Type-2 diabetes (T2DM) and arterial hypertension (HTN) are major risk factors for heart failure. Importantly, these pathologies could induce synergetic alterations in the heart, and the discovery of key common molecular signaling may suggest new targets for therapy. Intraoperative cardiac biopsies were obtained from patients with coronary heart disease and preserved systolic function, with or without HTN and/or T2DM, who underwent coronary artery bypass grafting (CABG). Control (n = 5), HTN (n = 7), and HTN + T2DM (n = 7) samples were analysed by proteomics and bioinformatics.

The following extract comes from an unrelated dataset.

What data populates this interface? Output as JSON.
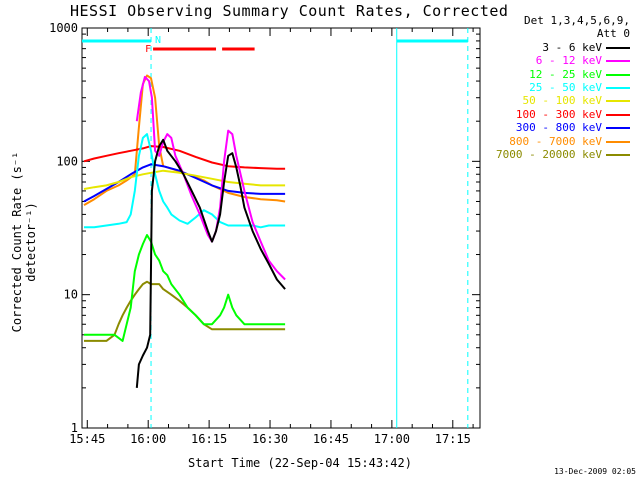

Additionally, cultured rat cardiomyocytes were used for the analysis (protein level and activation, mRNA expression, and bioenergetic performance) of key molecular mediators under stimulation of main components of HTN and T2DM (high glucose and/or fatty acids and angiotensin-II). As results, in cardiac biopsies, we found significant alterations of 677 proteins and after filtering for non-cardiac factors, 529 and 41 were changed in HTN-T2DM and in HTN subjects, respectively, against the control. Interestingly, 81% of proteins in HTN-T2DM were distinct from HTN, while 95% from HTN were common with HTN-T2DM. In addition, 78 factors were differentially expressed in HTN-T2DM against HTN, predominantly downregulated proteins of mitochondrial respiration and lipid oxidation. Bioinformatic analyses suggested the implication of mTOR signaling and reduction of AMPK and PPARα activation, and regulation of PGC1α, fatty acid oxidation, and oxidative phosphorylation. In cultured cardiomyocytes, an excess of the palmitate activated mTORC1 complex and subsequent attenuation of PGC1α-PPARα transcription of β-oxidation and mitochondrial electron chain factors affect mitochondrial/glycolytic ATP synthesis. Silencing of PGC1α further reduced total ATP and both mitochondrial and glycolytic ATP. Thus, the coexistence of HTN and T2DM induced higher alterations in cardiac proteins than HTN. HTN-T2DM subjects exhibited a marked downregulation of mitochondrial respiration and lipid metabolism and the mTORC1-PGC1α-PPARα axis might account as a target for therapeutical strategies.